May 1 (UPI) -- People with diabetes and low blood sugar levels have a 40 percent higher risk of hospital readmission after discharge, a new study says.
Diabetes patients with blood sugar levels below 100 milligrams per deciliter had higher 30-day readmission rates after discharge than those with normal levels, according to research published Wednesday in the Journal of Clinical Endocrinology and Metabolism. They also had higher 30, 90 and 180-day post-discharge death rates, as well as higher combined 30-day readmission and death rates when their blood sugar levels were low.
The researchers say the burden of hospital readmissions cost the U.S. healthcare system about $25 million annually.
"In our novel nationwide study, we examined data of almost 1 million hospitalizations at the VA Health care system," Elias Spanakis, a researcher at the Baltimore VA Medical Center and study author, said in a news release. "We found that patients with diabetes who are discharged with low or even near normal glucose values during the last day of the hospital stay are at a higher risk of dying or being readmitted to the hospital."

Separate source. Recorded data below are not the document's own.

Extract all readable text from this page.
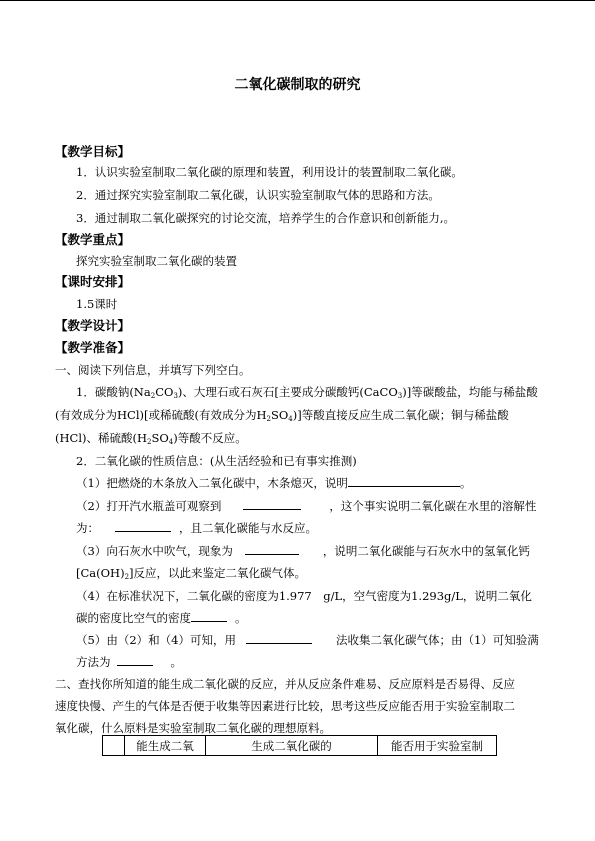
二氧化碳制取的研究
【教学目标】
1．认识实验室制取二氧化碳的原理和装置，利用设计的装置制取二氧化碳。
2．通过探究实验室制取二氧化碳，认识实验室制取气体的思路和方法。
3．通过制取二氧化碳探究的讨论交流，培养学生的合作意识和创新能力,。
【教学重点】
探究实验室制取二氧化碳的装置
【课时安排】
1.5课时
【教学设计】
【教学准备】
一、阅读下列信息，并填写下列空白。
1．碳酸钠$(Na_2CO_3)$、大理石或石灰石[主要成分碳酸钙(CaCO$_3$)]等碳酸盐，均能与稀盐酸
(有效成分为HCl)[或稀硫酸(有效成分为$H_2SO_4$)]等酸直接反应生成二氧化碳；铜与稀盐酸
(HCl)、稀硫酸$(H_2SO_4)$等酸不反应。
2．二氧化碳的性质信息：(从生活经验和已有事实推测)
（1）把燃烧的木条放入二氧化碳中，木条熄灭，说明	。
（2）打开汽水瓶盖可观察到	，这个事实说明二氧化碳在水里的溶解性
为：	，且二氧化碳能与水反应。
（3）向石灰水中吹气，现象为	，说明二氧化碳能与石灰水中的氢氧化钙
$[Ca(OH)_2]$反应，以此来鉴定二氧化碳气体。
（4）在标准状况下，二氧化碳的密度为1.977　g/L，空气密度为1.293g/L，说明二氧化
碳的密度比空气的密度	。
（5）由（2）和（4）可知，用	法收集二氧化碳气体；由（1）可知验满
方法为	。
二、查找你所知道的能生成二氧化碳的反应，并从反应条件难易、反应原料是否易得、反应
速度快慢、产生的气体是否便于收集等因素进行比较，思考这些反应能否用于实验室制取二
氧化碳，什么原料是实验室制取二氧化碳的理想原料。
	能生成二氧	生成二氧化碳的	能否用于实验室制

To gather their numbers, the researchers examined the readmission and death rates of more than 843,000 patients over 14 years.
In all, about 9.4 million people in the United States have diabetes, according to the Centers for Disease Control and Prevention.
"Although future studies are needed, physicians should avoid discharging patients with diabetes from the hospital until glucose values above 100 mg/dl are achieved during the last day of the hospitalization," Spanakis said.